Now you can have a legitimate debate about what types of policies are more stimulative than others, and that’s where things get subjective (for instance, giving people money, or tax refunds, would seem by its nature to be stimulative but that stimulus package last year ended up being nothing more than an ineffective short-term stopgap with most of the money going to shore up corroded balance sheets – not the worst thing in the world but not very stimulative).
And where I really disagree with you is that you seem to think government is in a better position to spend than consumers or corporations. With consumers, maybe you could argue the point, given how badly household balance sheets have gotten, but aside from the financial industry, corporate balance sheets are actually in very good health and they could probably invest a lot more capital in the system if they had confidence (and arguably lower tax rates).
Of course, any significant corporate investment also requires a free flowing credit system, which has been dramatically impaired because of our financial crisis.
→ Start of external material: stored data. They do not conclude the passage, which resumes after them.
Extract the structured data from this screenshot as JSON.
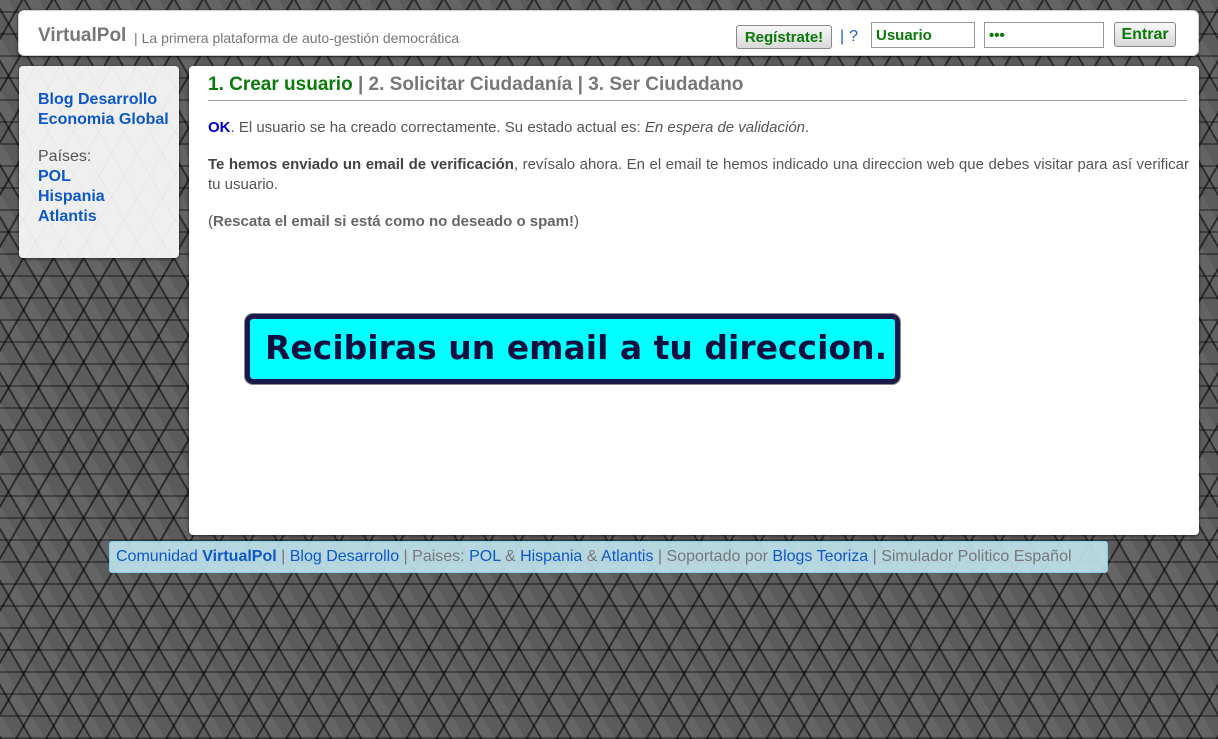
{
  "header": {
    "brand": "VirtualPol",
    "separator": "|",
    "tagline": "La primera plataforma de auto-gestión democrática",
    "register_label": "Regístrate!",
    "pipe": "|",
    "help_label": "?",
    "username_value": "Usuario",
    "password_value": "•••",
    "enter_label": "Entrar"
  },
  "sidebar": {
    "blog_label": "Blog Desarrollo",
    "economy_label": "Economia Global",
    "countries_label": "Países:",
    "countries": [
      "POL",
      "Hispania",
      "Atlantis"
    ]
  },
  "main": {
    "steps": {
      "step1": "1. Crear usuario",
      "sep1": " | ",
      "step2": "2. Solicitar Ciudadanía",
      "sep2": " | ",
      "step3": "3. Ser Ciudadano"
    },
    "status": {
      "ok": "OK",
      "text": ". El usuario se ha creado correctamente. Su estado actual es: ",
      "state": "En espera de validación",
      "end": "."
    },
    "email_notice": {
      "bold": "Te hemos enviado un email de verificación",
      "text": ", revísalo ahora. En el email te hemos indicado una direccion web que debes visitar para así verificar tu usuario."
    },
    "spam_notice": {
      "open": "(",
      "bold": "Rescata el email si está como no deseado o spam!",
      "close": ")"
    }
  },
  "banner": {
    "text": "Recibiras un email a tu direccion."
  },
  "footer": {
    "community_prefix": "Comunidad ",
    "community_name": "VirtualPol",
    "sep1": " | ",
    "blog_label": "Blog Desarrollo",
    "sep2": " | ",
    "countries_prefix": "Paises: ",
    "country1": "POL",
    "amp1": " & ",
    "country2": "Hispania",
    "amp2": " & ",
    "country3": "Atlantis",
    "sep3": " | ",
    "supported_prefix": "Soportado por ",
    "blogs_label": "Blogs Teoriza",
    "sep4": " | ",
    "simulator_label": "Simulador Politico Español"
  },
  "colors": {
    "accent_green": "#0a7a0a",
    "link_blue": "#0c58c8",
    "banner_cyan": "#00ffff",
    "banner_border": "#1a1a4a"
  }
}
Resolving our toxic asset problem is at least as important as the passage of any stimulus package because not only would it allow credit to flow again (although hopefully in a more rational manner) it would also restore a bit of the confidence that is a necessary prerequisite for any lasting spending by consumers OR corporations.
But getting back to the government and its ability to help us spend our way out of this mess …. they’re in the worst shape of anybody to do the work! Obviously, the government CAN spend the money since they control the printing press, but that won’t mean it’s a good idea. At $1.2 trillion dollars (prior to any stimulus plan being passed), this year’s U.S. deficit alone equates to over $4000 per person in this country, and that exceeds the average credit card household debt of $3,235 (which you can easily argue is too high as well).
Increasing the deficit will only place a bigger burden on this country’s future generations – at some point, guess what, the Chinese and other foreign governments will stop wanting our debt because they’ll wake up and notice the crappy state of the balance sheet, and at that point, you will see and feel pain like you’ve never experienced.
If we are spending money on things that are needed, like long-decaying infrastructure or intriguing alternative energy technologies, then perhaps the additional onus on the country’s balance sheet will make sense. But I am very skeptical that we’ll be able to spend $800 billion without seeing much of it going to waste.
I guess when you get down to it, I have a problem with your main thesis
Recessions are necessary parts of the free market business cycle. Sure, we’d love to avoid or shorten them, but it’s my belief that without them you can’t have the good times. The key in my opinion is to pursue policies and regulations that limit the extremes on both sides of the cycles, but unfortunately, we threw ourselves one big consumption and credit orgy over the past decade, and we must pay the piper.
We need to be very careful we don’t throw good money after bad, and make the problem even worse by sapping oomph from any eventual recovery or setting us up for a bigger, more painful fall later.